Thoughts on Writing Conferences :: PNWA Wrapup

  • Do not expect to hand anything to agents and editors.  You will be emailing them and reminding them that they met you at _____ conference.
  • Be memorable... but not for the wrong reasons.  A little eccentricity is one thing, but too much can hurt you. 
  • Know the markets.  Know where you fit.  If you don't know, there's nothing wrong with asking and nowhere better to find people who can tell you.
  • Do not miss a chance at "facetime" with an editor or agent.  My appointment with the agent was about 10 minutes longer than it was scheduled because someone else didn't show.  I appreciate the extra time, but why would you do this?  Standing up an agent is just bad business, and the opportunity to sit down across from a publishing professional isn't something you should sneeze at.  Thanks for the extra time, but you seriously need to re-think your priorities (whoever you are).
  • Even agents who say that they don't rep your genre or style of work are worth talking to.

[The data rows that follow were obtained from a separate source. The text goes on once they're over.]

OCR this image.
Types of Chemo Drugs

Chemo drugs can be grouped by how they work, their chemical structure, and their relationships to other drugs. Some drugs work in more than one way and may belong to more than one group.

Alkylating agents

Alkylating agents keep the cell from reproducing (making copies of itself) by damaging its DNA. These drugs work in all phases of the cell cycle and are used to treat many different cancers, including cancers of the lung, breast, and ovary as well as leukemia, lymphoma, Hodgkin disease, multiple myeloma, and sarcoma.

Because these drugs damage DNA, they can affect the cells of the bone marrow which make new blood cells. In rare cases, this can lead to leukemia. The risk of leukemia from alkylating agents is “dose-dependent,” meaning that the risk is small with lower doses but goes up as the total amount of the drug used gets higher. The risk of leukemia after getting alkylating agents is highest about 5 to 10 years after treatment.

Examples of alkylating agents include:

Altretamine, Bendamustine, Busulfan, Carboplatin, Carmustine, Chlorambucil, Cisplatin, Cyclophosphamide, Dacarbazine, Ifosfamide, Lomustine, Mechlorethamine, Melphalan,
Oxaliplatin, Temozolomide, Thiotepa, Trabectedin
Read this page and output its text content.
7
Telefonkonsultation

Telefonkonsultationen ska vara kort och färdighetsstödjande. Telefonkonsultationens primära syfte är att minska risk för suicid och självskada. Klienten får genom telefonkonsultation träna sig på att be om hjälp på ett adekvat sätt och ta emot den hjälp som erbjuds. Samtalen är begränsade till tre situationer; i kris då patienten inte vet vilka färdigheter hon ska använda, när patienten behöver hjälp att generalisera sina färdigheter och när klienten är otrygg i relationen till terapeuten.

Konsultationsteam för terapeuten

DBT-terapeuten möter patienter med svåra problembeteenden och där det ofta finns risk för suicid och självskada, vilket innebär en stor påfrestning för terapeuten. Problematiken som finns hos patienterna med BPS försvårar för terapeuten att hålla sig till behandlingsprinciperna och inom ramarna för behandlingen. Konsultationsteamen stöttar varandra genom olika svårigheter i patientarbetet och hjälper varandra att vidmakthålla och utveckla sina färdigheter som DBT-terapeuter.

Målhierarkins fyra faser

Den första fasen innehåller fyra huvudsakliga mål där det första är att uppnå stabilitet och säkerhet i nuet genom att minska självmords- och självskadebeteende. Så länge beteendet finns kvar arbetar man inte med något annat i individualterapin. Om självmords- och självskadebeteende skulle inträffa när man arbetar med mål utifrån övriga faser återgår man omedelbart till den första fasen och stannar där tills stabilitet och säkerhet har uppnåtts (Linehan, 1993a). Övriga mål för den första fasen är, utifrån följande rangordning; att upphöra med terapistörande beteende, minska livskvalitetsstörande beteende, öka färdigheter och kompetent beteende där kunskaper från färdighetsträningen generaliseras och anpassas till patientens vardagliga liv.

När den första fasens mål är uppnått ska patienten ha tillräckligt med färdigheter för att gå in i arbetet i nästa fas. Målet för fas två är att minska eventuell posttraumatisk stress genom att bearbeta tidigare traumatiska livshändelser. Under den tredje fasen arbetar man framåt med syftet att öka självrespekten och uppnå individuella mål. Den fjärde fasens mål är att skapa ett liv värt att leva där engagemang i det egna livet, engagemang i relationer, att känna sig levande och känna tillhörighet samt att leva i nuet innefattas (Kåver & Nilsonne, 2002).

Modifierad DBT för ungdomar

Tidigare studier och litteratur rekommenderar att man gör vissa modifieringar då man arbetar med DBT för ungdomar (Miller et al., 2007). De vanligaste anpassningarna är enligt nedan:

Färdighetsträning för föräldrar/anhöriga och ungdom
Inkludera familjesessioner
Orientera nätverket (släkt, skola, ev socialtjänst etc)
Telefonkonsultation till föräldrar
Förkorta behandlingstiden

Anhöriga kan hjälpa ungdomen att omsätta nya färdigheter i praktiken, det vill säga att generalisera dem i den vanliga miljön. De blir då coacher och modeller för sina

Their opinion of your work or your pitch can be invaluable to your efforts to get noticed by the people who do want the stuff you have to sell.  Almost every agent I talk to has at least one story about a submission that was good but not their thing, so they passed it along to someone who did want whatever it was.
  • Be good enough to pass along.
  • Know what your story is about.  This is not a plot question, it's thematic and YOU WILL BE ASKED (over and over and over again).  If all else fails, imagine what the back of the book will say.
  • Talk about the writing.  With the agents and editors and with your peers.  It's the thing that binds all of us together.
  • Be enthusiastic.  It will come across even if you are nervous and scared.
  • An agent said to me "That's an ambitious story, I'm curious to see if you pulled it off.  Send it to me."  That is my goal.  I can't count the number of books I've purchased because I said the same thing after reading the back cover.
  • Do not lie.
  • Be ambitious.  There's nothing wrong with that.  If someone asks if you're a good writer, say yes.  Or if you're feeling spunky, say "No, I'm a great writer."  However, do NOT say that you wrote the next Harry Potter, Twilight, Davinci Code, or whatever.  The agents are sick of hearing it.  Tell them why your work stands on its own.
  • Admit if your project isn't done.
  • Carry samples of your writing.  Carry the best you have.  Be prepared for no one to ask you for it.  You have it with you because you don't want to not have it.
  • Talk to people, shake hands, pass out business cards to other writers.  Every time you meet someone, they're a possible contact.  It's called networking, but it's also called "Making friends with people who love the same things you do."
  • Most of the people in this industry are incredibly nice, helpful and kind.  Really.  It's amazing.  So if someone you meet is an asshole, move on.  You don't want to work with them anyway.
  • Remember that most of what you will be told about marketing (especially social networking, blogs, etcetera) is based on what worked for the last guy.  No one really knows what will work for the next guy.
  • Innovate.  One great reason to listen to people talk about what they've done is to look for what's being missed.
  • I heard three agents on an agents panel ask for Steampunk stories.  No one at the tables near me knew what that was.  Read about your industry and keep up with the trends if only so you can know why you're not following them.
  • Talk to the presenters.  Approach them for reasons other than getting autographs.  Come up with questions, engage them in conversation, buy them a drink or a coffee if you run into them in drinking/coffee circumstances.  They were asked to present to your conference because they have something to say and odds are they have more to say than there was time for in your sessions.
  • Take an improvisational acting class.  There's no better preparation for what you'll be doing at these conferences and future book signings.  The days of reclusive iconoclasts are over.  You must be able to engage.
  • The old adage stands "Be you, everyone else is taken".
  • Volunteer.  Help out.  Offer to pass out handouts in the sessions.
  • Pay attention, take notes, ask questions.
  • DO NOT approach agents in spaces where they have a reasonable expectation of privacy.  Elevators are fine, bathroom stalls are not.


  1. O lordy, I really hope no one got pinned down in a bathroom stall, or worse yet, a urinal!

  2. This is a really great list with a lot of good advice! A lot of these could be translated to other types of conferences as well. Very good!